I wanted to puke, shit my pants, stab myself in the heart with an ice pick, anything that would make me feel something different than what I was feeling. In my head I went through the entire sequence of events that had to happen to lead to Heather dumping me, and I blamed myself for making the wrong choice in every case. I should have listened to Brett when he said to wait. I should have just bought a cheap diamond ring. I should have asked my parents for help. I should have taken out a loan. There were so many things I could have done to keep her and I did none of them.
>
I sat on my couch and cried that night. I know it’s more gay than anything I had done up to that point, but I fucking cried my eyes out. I really thought I was lucky enough to find the girl who was the one for me; then I was lucky enough to get her; then, even after we broke up, I was lucky enough to get her back. After all the shit we had been through I still felt like the luckiest guy on the planet. But after that night I was positive about two things. I realized the Heather I loved, the one I thought loved me, never really existed. She was always just putting up some kind of smoke screen. And, even worse, Heather was gone forever. And, even though I knew she wasn’t the girl I thought she was, that was the worst feeling in the fucking world, so I cried.
chapter seventeen
I seriously went through like all the same stages a person goes through when somebody dies. At first I like denied that the ring was fake, then I like accepted it, and then I got seriously pissed off, and then I thought dumping Kyle would make me accept everything and move on, but it didn’t.

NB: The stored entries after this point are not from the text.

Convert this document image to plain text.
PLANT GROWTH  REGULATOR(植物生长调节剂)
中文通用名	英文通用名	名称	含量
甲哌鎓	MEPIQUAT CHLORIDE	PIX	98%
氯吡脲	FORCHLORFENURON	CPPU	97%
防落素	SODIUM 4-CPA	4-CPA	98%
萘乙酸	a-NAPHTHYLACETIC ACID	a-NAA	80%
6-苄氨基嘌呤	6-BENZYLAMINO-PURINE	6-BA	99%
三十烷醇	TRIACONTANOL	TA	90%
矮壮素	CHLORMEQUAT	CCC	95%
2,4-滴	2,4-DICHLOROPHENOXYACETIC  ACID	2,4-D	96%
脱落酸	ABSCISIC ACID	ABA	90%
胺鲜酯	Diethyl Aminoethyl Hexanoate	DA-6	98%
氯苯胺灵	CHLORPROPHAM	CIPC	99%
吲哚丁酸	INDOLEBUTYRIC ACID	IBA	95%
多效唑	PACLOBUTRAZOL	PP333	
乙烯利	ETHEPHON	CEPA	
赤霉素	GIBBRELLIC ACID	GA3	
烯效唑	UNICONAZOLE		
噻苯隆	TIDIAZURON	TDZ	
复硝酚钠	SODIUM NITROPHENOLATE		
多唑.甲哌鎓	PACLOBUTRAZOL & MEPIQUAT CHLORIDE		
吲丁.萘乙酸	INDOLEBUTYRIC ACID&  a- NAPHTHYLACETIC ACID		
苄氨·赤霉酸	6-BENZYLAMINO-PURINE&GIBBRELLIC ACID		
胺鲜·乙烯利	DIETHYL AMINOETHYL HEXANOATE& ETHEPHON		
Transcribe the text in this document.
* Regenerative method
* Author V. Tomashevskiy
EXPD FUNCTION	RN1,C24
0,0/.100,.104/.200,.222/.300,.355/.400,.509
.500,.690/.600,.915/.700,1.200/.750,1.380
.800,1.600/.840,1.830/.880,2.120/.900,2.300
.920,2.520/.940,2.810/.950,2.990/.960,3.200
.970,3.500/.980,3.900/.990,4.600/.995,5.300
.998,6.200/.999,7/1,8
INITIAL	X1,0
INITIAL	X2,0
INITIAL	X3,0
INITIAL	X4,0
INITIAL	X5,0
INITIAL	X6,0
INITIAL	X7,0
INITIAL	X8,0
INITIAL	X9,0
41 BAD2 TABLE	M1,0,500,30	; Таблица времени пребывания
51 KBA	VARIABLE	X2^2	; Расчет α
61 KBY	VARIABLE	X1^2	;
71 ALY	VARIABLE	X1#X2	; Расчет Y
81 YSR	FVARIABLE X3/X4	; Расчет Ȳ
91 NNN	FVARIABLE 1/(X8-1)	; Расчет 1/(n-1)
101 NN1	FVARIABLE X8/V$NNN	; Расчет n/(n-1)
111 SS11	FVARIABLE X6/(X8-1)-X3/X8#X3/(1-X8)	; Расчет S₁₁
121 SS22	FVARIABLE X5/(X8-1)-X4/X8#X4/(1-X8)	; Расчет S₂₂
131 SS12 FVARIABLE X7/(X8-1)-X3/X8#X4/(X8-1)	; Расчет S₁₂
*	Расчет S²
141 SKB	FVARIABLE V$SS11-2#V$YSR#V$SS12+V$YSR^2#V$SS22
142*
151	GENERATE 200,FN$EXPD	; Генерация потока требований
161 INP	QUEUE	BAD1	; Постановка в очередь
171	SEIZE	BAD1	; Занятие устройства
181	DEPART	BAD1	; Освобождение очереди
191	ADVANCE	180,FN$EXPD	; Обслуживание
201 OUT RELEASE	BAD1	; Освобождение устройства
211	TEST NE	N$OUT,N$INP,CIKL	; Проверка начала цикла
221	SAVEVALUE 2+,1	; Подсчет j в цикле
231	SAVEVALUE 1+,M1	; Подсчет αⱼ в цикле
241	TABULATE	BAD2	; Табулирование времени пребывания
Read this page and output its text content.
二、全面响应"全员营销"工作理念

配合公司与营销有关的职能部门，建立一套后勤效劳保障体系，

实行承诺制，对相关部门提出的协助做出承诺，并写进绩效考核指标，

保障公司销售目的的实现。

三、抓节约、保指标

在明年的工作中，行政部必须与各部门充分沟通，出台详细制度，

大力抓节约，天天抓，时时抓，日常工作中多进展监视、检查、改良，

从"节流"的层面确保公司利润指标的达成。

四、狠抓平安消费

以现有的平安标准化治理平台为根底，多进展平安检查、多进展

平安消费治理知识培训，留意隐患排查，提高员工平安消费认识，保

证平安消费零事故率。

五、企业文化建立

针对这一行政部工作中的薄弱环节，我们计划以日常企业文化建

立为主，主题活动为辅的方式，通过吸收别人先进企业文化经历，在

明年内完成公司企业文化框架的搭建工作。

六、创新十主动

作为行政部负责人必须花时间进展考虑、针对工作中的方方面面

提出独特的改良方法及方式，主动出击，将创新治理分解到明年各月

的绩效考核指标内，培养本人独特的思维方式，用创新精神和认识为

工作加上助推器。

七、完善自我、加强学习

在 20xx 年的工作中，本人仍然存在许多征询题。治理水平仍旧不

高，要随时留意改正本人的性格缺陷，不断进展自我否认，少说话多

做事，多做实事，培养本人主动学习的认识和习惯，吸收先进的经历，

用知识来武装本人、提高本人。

The next morning after I broke up with him I came downstairs into the kitchen and pretty much all of my sisters were there. They all found out what happened and they were all actually really nice, Andrea especially. I guess because we were going through basically the exact same thing, except she didn’t get humiliated in a Robbins Bros. But on the flip side I guess I was still a junior so I still had a little bit of time to try and find somebody. She only had a semester left. But it wasn’t like the extra year was all that much. We all knew who the eligible guys were that were floating around the dating pool and they were all still eligible for a reason. They kind of like all sucked.
Anyway, everyone had made me a cake and gotten me cards and flowers and everything and they were all just really nice about the whole thing. Even Jenna was like, “I don’t care how good he is in bed, I wouldn’t fuck him now if he was the last guy on earth.” I thought that was sweet.